Mães distintas, nunca iguais. Mas, no geral, as mães suficientemente
boas têm igualmente a compreensão sobre a grande responsabilidade que
norteia a maternidade: tornar o filho independente (inclusive da própria mãe)
e, com isso, a pessoa empreender por si mesma escolhas e vocação, aprendendo
também com o mundo, essa fecunda escola que nos manda amar o bem, maldizer o
mal, para conviver com os demais – seres humanos e natureza – com respeito e
alegria.
Fala-se hoje no fracasso da educação brasileira, os adolescentes mal
sabem ler, emperram nos cálculos. O fracasso da educação diz respeito também a
um fracasso doméstico: com a emancipação da mulher, a maternagem ficou
prejudicada. Não apenas pela ausência física, a abolição da cozinha, mas também
pela má administração dessa particular e transitória situação de ser mãe de
filhos na primeira infância. Urge então refletir sobre a maternidade e a
importância de dar carinho, amamentar, estar presente, fortalecer o vínculo,
porque ter um filho é uma responsabilidade muito grande.
Quando eu era menina o dia das mães se resumia a um cartão com formato
de coração, um beijo e um abraço. Às vezes eu inventava no caderno um poema
curto ou, no jardim de casa, cantava músicas sem fim, no coração uma só frase
alastrante: “senhora, eu vos amo tanto”.
A julgar pela mãe que somos, também a mãe que tivemos.

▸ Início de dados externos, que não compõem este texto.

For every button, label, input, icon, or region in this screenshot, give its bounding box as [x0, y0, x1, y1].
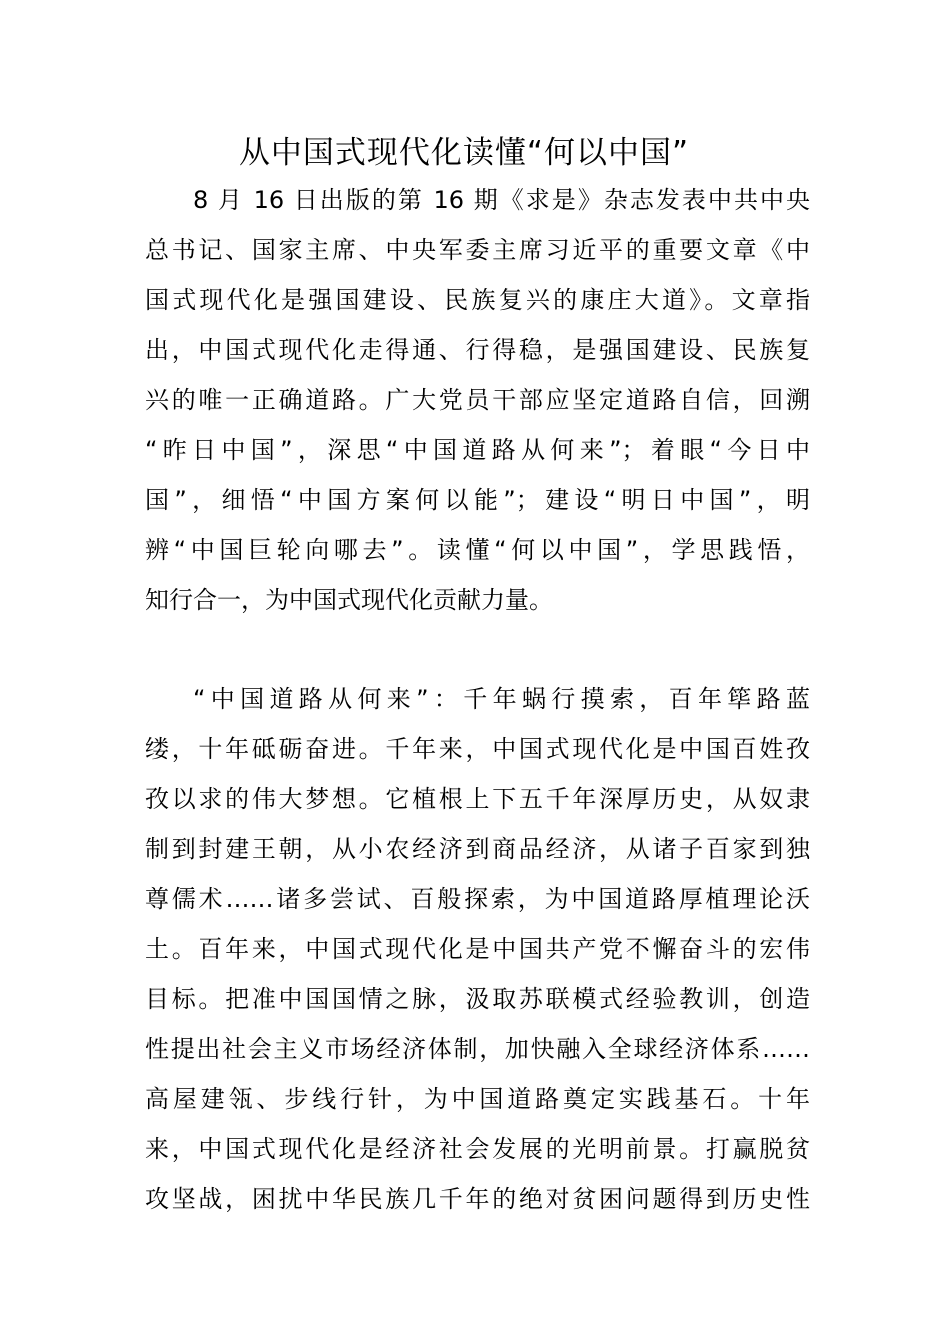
paragraph-line: 性提出社会主义市场经济体制，加快融入全球经济体系……: [145, 1035, 810, 1063]
paragraph-section-one: [145, 674, 810, 1224]
paragraph-line: 辨“中国巨轮向哪去”。读懂“何以中国”，学思践悟，: [145, 536, 810, 564]
paragraph-line: 目标。把准中国国情之脉，汲取苏联模式经验教训，创造: [145, 985, 810, 1013]
paragraph-line: 孜以求的伟大梦想。它植根上下五千年深厚历史，从奴隶: [145, 785, 810, 813]
paragraph-line: 尊儒术……诸多尝试、百般探索，为中国道路厚植理论沃: [145, 885, 810, 913]
paragraph-line: 国”，细悟“中国方案何以能”；建设“明日中国”，明: [145, 486, 810, 514]
paragraph-line: 总书记、国家主席、中央军委主席习近平的重要文章《中: [145, 236, 810, 264]
paragraph-line: “昨日中国”，深思“中国道路从何来”；着眼“今日中: [145, 436, 810, 464]
paragraph-intro: [145, 175, 810, 625]
paragraph-line: 缕，十年砥砺奋进。千年来，中国式现代化是中国百姓孜: [145, 735, 810, 763]
article-title: 从中国式现代化读懂“何以中国”: [238, 135, 690, 171]
paragraph-line: 土。百年来，中国式现代化是中国共产党不懈奋斗的宏伟: [145, 935, 810, 963]
paragraph-line: 高屋建瓴、步线行针，为中国道路奠定实践基石。十年: [145, 1085, 810, 1113]
paragraph-line: 来，中国式现代化是经济社会发展的光明前景。打赢脱贫: [145, 1135, 810, 1163]
paragraph-line: 攻坚战，困扰中华民族几千年的绝对贫困问题得到历史性: [145, 1185, 810, 1213]
paragraph-line: “中国道路从何来”：千年蜗行摸索，百年筚路蓝: [193, 685, 810, 713]
paragraph-line: 国式现代化是强国建设、民族复兴的康庄大道》。文章指: [145, 286, 810, 314]
paragraph-line: 8 月 16 日出版的第 16 期《求是》杂志发表中共中央: [193, 186, 810, 214]
paragraph-line: 出，中国式现代化走得通、行得稳，是强国建设、民族复: [145, 336, 810, 364]
paragraph-line: 制到封建王朝，从小农经济到商品经济，从诸子百家到独: [145, 835, 810, 863]
paragraph-line: 知行合一，为中国式现代化贡献力量。: [145, 586, 553, 614]
paragraph-line: 兴的唯一正确道路。广大党员干部应坚定道路自信，回溯: [145, 386, 810, 414]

Cuidar e educar os filhos enquanto são dependentes, segundo as
frequentes demandas que integram a infância, sinceramente é coisa indefinível
que mistura amor, dever e felicidade – e é aqui que o tipo de mãe se revela...
Notinhas
Quando o pediatra e psicanalista D. W. Winnicott concebeu a ideia
de mãe suficientemente boa, partiu de uma estruturação familiar em
torno do modelo nuclear – pai, mãe e filhos, na Inglaterra em meados do século
XX. A mãe winnicottiana pode dedicar-se à tarefa materna
porque está suficientemente protegida pelo suporte familiar e social.
A colaboração ativa do marido alivia, por exemplo, a realidade do filho que
chega. Assim, no caso de mães brasileiras constantemente perturbadas pela dura
realidade da pobreza, desigualdade, desamparo, a mãe suficientemente
boa ganha, sem dúvida, novas texturas em razão também do entorno vulnerável
da maternagem.
Cf. D. W. Winnicott (original publicado em 1956). Textos
Selecionados: da Pediatria à Psicanálise: Obras escolhidas. RJ: Imago,
2000.
*
Esta seção, cuja estreia neste blog ocorreu no dia 6 de janeiro deste
ano, traz sempre textos dedicados à infância, seus cuidados, sua educação. O
título – Cinco-marias – é uma alusão a um conhecido brinquedo
que integra um conjunto de brincadeiras e
atividades lúdicas conceituadas como Patrimônio Cultural da Humanidade.
Eugênia Pickina é educadora ambiental e terapeuta
floral e membro da Asociación Terapia Floral Integrativa (ATFI), situada em
Madri, Espanha. Escritora, tem livros infantis publicados pelo Instituto
Plantarum, colaborando com o despertar da consciência ambiental junto ao Jardim
Botânico Plantarum (Nova Odessa-SP).
Especialista em Filosofia (UEL-PR) e mestre em
Direito Político e Econômico (Mackenzie-SP), está concluindo em São Paulo a
formação em Psicanálise.
Ministra cursos e palestras sobre educação ambiental
em empresas e escolas no estado de São Paulo e no Paraná, onde vive.